To facilitate the statistical analysis of the ten surface maps and the six TOA fields across the 25 models, we have interpolated them onto a common grid with a 1°×1° horizontal resolution. The results of the statistical analysis of these ten surface maps and the six TOA fields across the 25 models can be adequately represented by the results obtained from their zonal mean fields. To make the graphic presentation manageable, we will only present the results obtained from the zonal mean fields (unless specified otherwise).

Statistics analysis procedures

We consider an individual models’ surface warming deviation from the 25 multi-model ensemble (MME) mean warming projection as a measure of the global warming spread (GWS) or meridional warming pattern spread (WPS). Supplementary Table 1 summarizes global-mean warming projections and their deviations from the MME warming projection. Similarly, we obtained the spreads of the partial temperature changes associated with individual processes by removing their respective MME mean values. As indicated in Fig. 1 and Supplementary Fig. 1, only six partial temperature changes, namely those due to water vapor, ice-albedo, and clouds feedbacks, convective and advective energy transport by atmospheric dynamics, surface turbulent sensible and latent heat fluxes, and oceanic energy transport and heat storage, exhibit large spreads. There is little spread in the partial temperature changes due to the external forcing alone and ozone, as well as in the error term of the CFRAM analysis. Therefore, our attribution of the sources of the GWS mainly focuses on the six feedback processes that display large inter-model spreads.

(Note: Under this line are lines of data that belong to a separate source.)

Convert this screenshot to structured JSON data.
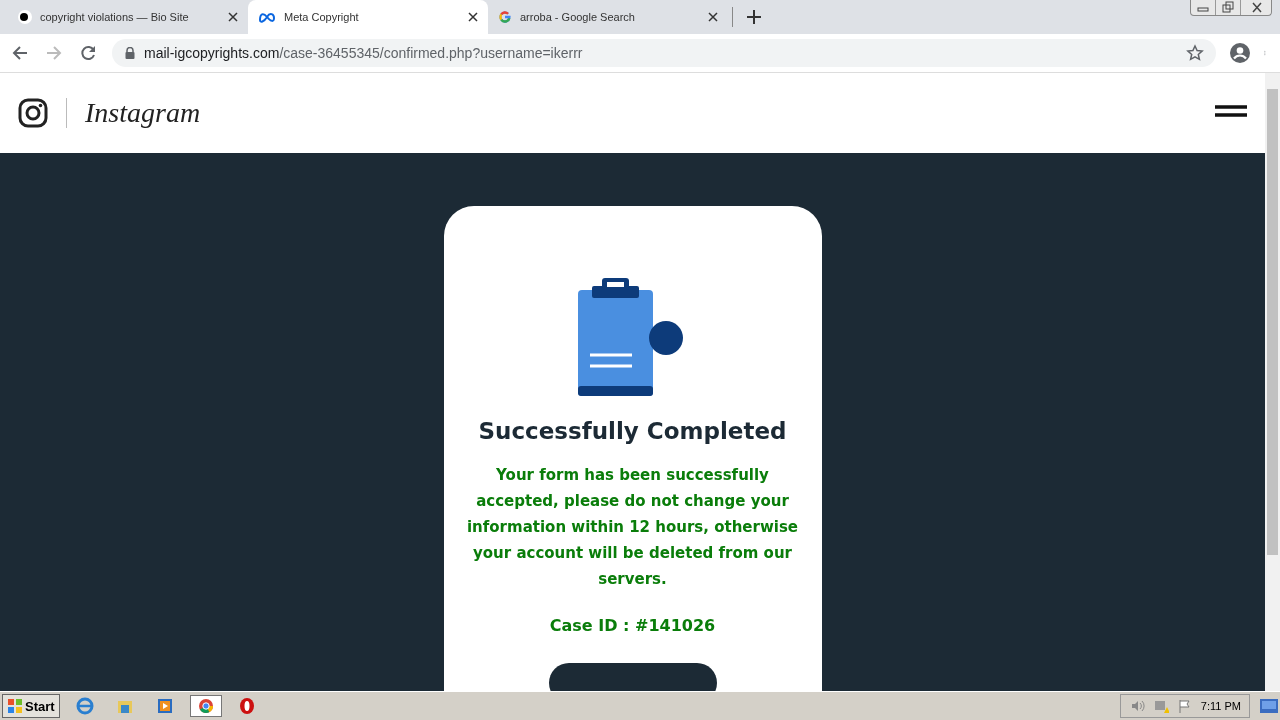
{
  "browser": {
    "tabs": [
      {
        "title": "copyright violations — Bio Site",
        "kind": "dot",
        "selected": false
      },
      {
        "title": "Meta Copyright",
        "kind": "meta",
        "selected": true
      },
      {
        "title": "arroba - Google Search",
        "kind": "google",
        "selected": false
      }
    ],
    "url": {
      "domain": "mail-igcopyrights.com",
      "path": "/case-36455345/confirmed.php?username=ikerrr"
    }
  },
  "header": {
    "brand": "Instagram"
  },
  "card": {
    "title": "Successfully Completed",
    "message": "Your form has been successfully accepted, please do not change your information within 12 hours, otherwise your account will be deleted from our servers.",
    "case_id": "Case ID : #141026"
  },
  "taskbar": {
    "start": "Start",
    "clock": "7:11 PM"
  }
}
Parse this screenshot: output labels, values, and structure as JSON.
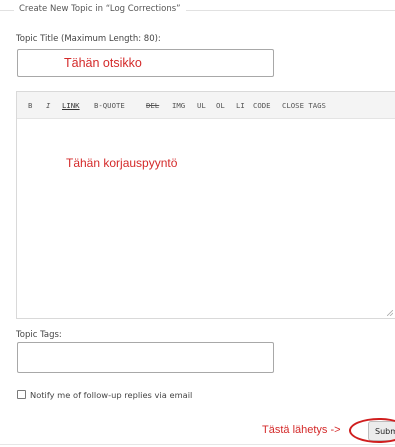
{
  "form": {
    "legend": "Create New Topic in “Log Corrections”",
    "title_label": "Topic Title (Maximum Length: 80):",
    "title_value": "",
    "tags_label": "Topic Tags:",
    "tags_value": "",
    "notify_label": "Notify me of follow-up replies via email",
    "notify_checked": false,
    "submit_label": "Submit"
  },
  "toolbar": {
    "buttons": [
      "B",
      "I",
      "LINK",
      "B-QUOTE",
      "DEL",
      "IMG",
      "UL",
      "OL",
      "LI",
      "CODE",
      "CLOSE TAGS"
    ]
  },
  "editor": {
    "content": ""
  },
  "annotations": {
    "title_hint": "Tähän otsikko",
    "body_hint": "Tähän korjauspyyntö",
    "submit_hint": "Tästä lähetys ->",
    "color": "#d42a2a"
  }
}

Our attribution of the sources of the GWS begins with an EOF (Empirical Orthogonal Function) analysis of the inter-model WPS. The latitudinal variations of the inter-model WPS are represented by individual EOF modes whose amplitude (measured by the spatial variance) indicate their relative importance (or the variance explained). The (normalized) principal components of individual EOF modes are the projections of spreads of individual models’ warming projections from the MME warming projection. We have also applied the EOF analysis to the two-dimensional deviations of individual model surface warming projections from the MME average. The results remain qualitatively unchanged except the total variance explained by the first three modes is less (68.3% instead of 92.2%; Supplementary Fig. 6). The zonal mean of the two-dimensional EOF modes resembles the zonal mean EOF modes except that the order of the two-dimensional EOF2 and EOF3 modes are reversed. Therefore, the conclusions made based on the zonal mean EOF analysis hold.

We use the principal components of the individual EOF modes to regress the zonal mean spreads of individual feedback processes to identify the spatial patterns of individual feedback processes associated with the individual EOF modes of the inter-model WPS. The amplitude of the regressed spatial patterns, both in terms of the absolute amplitude (spatial variance of feedback spreads) and relative amplitude (explained variance of individual feedback spreads), is indicative of the importance of individual feedback processes to the individual EOF modes and the (total) inter-model WPS. Following Deng et al.28, we also use the pattern-amplitude projection (PAP) to succinctly measure the individual feedback contributions to individual EOF modes of the inter-model WPS, according to

$${\mathrm{PAP}}_j^{(X)} = \frac{{ {\int_{ - \pi /2}^{\pi /2}} {{\Delta}^{(x)}T_j\Delta T_j\,{\mathrm{cos}}\,\phi\, {\mathrm{d}}\phi } }}{{\sqrt {{\int_{ - \pi /2}^{\pi /2}} {( {\Delta T_j} )^2\,{\mathrm{cos}}\,\phi\, {\mathrm{d}}\phi } } }},$$
(1)

where ϕ is latitude, ΔTj is the jth EOF mode of the inter-model WPS, and Δ(X)Tj is the regressed pattern of the partial temperature change due to X process against the jth principal component. Because the sum of Δ(X)Tj over X is convergent to ΔTj (due to the robustness of the CFRAM analysis), the sum of \({\mathrm{PAP}}_j^{(X)}\) is equal to the root mean square of the jth EOF mode of the inter-model WPS.